Возможно, что после этих замечаний и отчетов тех, кто поработал над заданием, вы готовы попробовать выполнить его еще раз. В этот раз, может быть, вы яснее сможете заметить, когда и как вы ускользаете из настоящего. Если это так, — куда вы направляетесь при этом? Некоторые внезапно обнаруживают, что это похоже на то, как если бы они внезапно обнаружили, что находятся в прошлом или в будущем, без осознавания-замечания того, что они здесь и теперь вспоминают прошлое или думают о будущем. Другие — или те же, но в другие моменты, — поддерживая настоящее время, оказываются не здесь. Они как бы находятся вне себя, рассматривая собственный опыт как бы со стороны, а не испытывая непосредственно то, что они испытывают. Как заметил один студент: «Я посмотрел на себя глазами марсианина». Что бы вы ни заметили, не пытайтесь заставить себя изменить это и каким-то образом принудить себя к тому, чтобы оставаться здесь и сейчас. Старайтесь лишь замечать то, что вы делаете, как можно подробнее, в деталях. Итак, еще раз:
Составляйте фразы о том, что вы непосредственно осознаете-замечаете. Начинайте их словами «сейчас», «в этот момент», «здесь и сейчас».
Мы столь подробно обсуждаем здесь этот эксперимент, потому что он первый. Многое из сказанного относится и к последующим экспериментам, но уже не будет там повторяться. В заключение рассмотрим процедуру «здесь и сейчас» в сравнении с подходами Фрейда и Адлера.

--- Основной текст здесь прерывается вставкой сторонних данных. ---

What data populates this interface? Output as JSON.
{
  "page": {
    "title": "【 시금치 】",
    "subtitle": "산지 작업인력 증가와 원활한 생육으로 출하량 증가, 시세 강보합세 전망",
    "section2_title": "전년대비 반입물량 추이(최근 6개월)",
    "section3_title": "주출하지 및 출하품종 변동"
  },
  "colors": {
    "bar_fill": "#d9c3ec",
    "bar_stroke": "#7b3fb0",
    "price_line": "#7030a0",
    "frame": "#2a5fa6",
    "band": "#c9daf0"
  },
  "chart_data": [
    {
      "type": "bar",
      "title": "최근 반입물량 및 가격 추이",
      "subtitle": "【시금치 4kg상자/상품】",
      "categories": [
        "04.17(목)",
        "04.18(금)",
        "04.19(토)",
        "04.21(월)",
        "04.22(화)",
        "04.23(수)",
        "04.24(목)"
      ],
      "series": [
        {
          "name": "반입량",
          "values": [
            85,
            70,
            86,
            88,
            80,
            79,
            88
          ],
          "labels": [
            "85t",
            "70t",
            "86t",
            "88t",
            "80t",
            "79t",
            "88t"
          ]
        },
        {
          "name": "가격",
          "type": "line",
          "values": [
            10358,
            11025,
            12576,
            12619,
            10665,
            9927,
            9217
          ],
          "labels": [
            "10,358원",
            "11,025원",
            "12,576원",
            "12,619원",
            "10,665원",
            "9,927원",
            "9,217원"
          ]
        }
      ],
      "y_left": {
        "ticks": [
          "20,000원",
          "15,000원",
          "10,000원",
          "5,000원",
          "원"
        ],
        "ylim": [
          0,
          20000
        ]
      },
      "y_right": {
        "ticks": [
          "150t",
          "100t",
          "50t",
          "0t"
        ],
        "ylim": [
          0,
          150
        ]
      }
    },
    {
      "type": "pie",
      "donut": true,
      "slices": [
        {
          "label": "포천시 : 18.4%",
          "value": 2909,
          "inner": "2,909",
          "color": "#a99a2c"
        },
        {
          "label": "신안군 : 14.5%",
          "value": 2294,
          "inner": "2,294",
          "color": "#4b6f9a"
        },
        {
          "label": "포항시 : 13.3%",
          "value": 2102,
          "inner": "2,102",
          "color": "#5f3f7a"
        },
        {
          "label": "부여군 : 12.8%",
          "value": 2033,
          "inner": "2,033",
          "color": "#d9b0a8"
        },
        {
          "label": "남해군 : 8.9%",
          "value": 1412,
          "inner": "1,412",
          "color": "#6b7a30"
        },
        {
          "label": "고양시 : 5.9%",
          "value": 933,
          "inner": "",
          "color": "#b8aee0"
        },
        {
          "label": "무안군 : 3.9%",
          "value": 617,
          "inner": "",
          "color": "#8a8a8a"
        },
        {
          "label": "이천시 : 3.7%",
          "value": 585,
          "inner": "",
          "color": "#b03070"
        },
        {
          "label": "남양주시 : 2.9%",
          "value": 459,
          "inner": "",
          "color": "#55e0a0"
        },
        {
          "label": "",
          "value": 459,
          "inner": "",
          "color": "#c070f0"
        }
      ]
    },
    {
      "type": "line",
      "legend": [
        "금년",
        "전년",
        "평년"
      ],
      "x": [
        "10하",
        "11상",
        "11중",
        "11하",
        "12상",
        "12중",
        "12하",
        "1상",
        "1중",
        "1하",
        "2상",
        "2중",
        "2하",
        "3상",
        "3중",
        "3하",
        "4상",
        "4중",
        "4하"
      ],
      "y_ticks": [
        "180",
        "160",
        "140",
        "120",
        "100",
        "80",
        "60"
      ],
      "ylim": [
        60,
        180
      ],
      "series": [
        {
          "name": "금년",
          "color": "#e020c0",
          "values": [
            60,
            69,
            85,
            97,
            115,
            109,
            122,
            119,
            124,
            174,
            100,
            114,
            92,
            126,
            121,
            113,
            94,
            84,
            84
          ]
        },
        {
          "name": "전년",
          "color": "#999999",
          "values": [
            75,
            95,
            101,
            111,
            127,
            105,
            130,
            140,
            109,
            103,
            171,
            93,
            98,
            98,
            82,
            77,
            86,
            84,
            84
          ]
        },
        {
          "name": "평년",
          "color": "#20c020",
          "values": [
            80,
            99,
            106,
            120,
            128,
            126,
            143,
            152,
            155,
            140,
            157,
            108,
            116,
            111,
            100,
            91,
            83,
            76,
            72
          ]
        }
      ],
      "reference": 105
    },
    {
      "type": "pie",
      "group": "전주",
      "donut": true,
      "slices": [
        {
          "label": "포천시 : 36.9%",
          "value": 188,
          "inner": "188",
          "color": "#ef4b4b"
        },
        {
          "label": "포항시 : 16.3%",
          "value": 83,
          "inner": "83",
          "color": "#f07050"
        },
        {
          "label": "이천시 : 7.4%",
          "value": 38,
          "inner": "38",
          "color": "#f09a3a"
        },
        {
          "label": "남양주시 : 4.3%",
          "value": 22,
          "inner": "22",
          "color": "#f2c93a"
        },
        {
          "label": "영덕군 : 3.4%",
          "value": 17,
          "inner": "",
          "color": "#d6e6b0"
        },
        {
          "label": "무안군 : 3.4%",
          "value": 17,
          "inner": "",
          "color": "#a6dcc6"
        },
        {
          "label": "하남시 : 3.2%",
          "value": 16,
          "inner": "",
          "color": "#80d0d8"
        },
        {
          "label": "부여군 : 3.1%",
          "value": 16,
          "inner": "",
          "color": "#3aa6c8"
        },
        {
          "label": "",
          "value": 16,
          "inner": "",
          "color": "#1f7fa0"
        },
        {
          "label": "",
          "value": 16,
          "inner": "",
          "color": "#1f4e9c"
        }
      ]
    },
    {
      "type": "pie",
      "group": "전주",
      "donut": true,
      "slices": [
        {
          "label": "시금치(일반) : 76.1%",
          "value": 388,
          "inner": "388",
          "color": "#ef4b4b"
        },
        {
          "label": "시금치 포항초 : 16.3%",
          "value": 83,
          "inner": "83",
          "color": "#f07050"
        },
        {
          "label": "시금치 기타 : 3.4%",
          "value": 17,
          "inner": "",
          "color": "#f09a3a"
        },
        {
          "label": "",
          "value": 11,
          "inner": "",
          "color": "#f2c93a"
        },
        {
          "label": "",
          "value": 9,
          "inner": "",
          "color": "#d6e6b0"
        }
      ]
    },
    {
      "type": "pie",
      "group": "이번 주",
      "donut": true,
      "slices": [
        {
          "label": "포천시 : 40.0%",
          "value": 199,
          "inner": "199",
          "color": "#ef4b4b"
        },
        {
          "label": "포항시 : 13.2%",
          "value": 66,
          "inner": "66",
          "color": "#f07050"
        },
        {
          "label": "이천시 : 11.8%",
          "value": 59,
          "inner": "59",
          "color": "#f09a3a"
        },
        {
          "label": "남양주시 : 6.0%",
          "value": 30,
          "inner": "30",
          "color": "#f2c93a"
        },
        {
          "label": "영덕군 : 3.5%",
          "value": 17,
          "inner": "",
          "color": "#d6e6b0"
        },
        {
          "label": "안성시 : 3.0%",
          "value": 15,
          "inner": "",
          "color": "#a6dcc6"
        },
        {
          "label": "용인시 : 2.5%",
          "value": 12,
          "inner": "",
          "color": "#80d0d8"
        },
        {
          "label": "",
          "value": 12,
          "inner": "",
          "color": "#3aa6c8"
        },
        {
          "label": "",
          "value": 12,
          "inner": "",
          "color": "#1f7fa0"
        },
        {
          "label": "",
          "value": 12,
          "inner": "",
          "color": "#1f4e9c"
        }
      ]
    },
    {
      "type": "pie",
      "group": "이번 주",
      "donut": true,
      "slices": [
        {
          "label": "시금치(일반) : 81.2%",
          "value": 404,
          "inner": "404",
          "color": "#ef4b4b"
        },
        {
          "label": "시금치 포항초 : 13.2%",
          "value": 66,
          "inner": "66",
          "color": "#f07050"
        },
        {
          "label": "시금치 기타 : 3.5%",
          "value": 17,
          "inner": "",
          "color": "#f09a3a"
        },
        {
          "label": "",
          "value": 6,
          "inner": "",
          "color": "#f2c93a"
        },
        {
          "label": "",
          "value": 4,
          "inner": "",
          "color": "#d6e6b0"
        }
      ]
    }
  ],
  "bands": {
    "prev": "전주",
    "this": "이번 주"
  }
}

Каждый из них, выражая то, что характерно для его собственной личности: один ставил ударение на прошлом, другой — на будущем. В своей работе с невротиками они потакали — каждый по-своему — желанию пациента копаться в прошлом или обеспечивать будущее. Погружение в прошлое служит нахождению «причин» — и, таким образом, оправданий — для ситуации в настоящем. Никто не отрицает, что настоящее вырастает из прошлого; но проблемы настоящего не решаются тем, например, чтобы обвинять родителей в ошибках воспитания.
Предположим, например, что вы храните, как сокровище, воспоминания о том, как ваш отец не оправдал ваших ожиданий. Такие воспоминания важны для вас в актуальности лишь постольку, поскольку вы сейчас чувствуете: то, чего вы ожидали от отца, все еще должно быть выполнено, или ваши упреки за невыполненность этого все еще должны быть выражены. Одним словом, что ваши отношения с отцом все ещё составляют проблему, требующую внимания и разрешения. В противном случае ваша возня с прошлым — лишь притворное обращение к проблемам, а на самом деле удобный способ их избегания.
Если вы не брюзжите по поводу прошлого, а, напротив, привязаны к нему как к «доброму старому времени» или «золотому детству», — это также может быть избеганием фрустраций[2] в настоящем или даже отказом от радостей настоящего посредством сентиментальничанья с прошлым.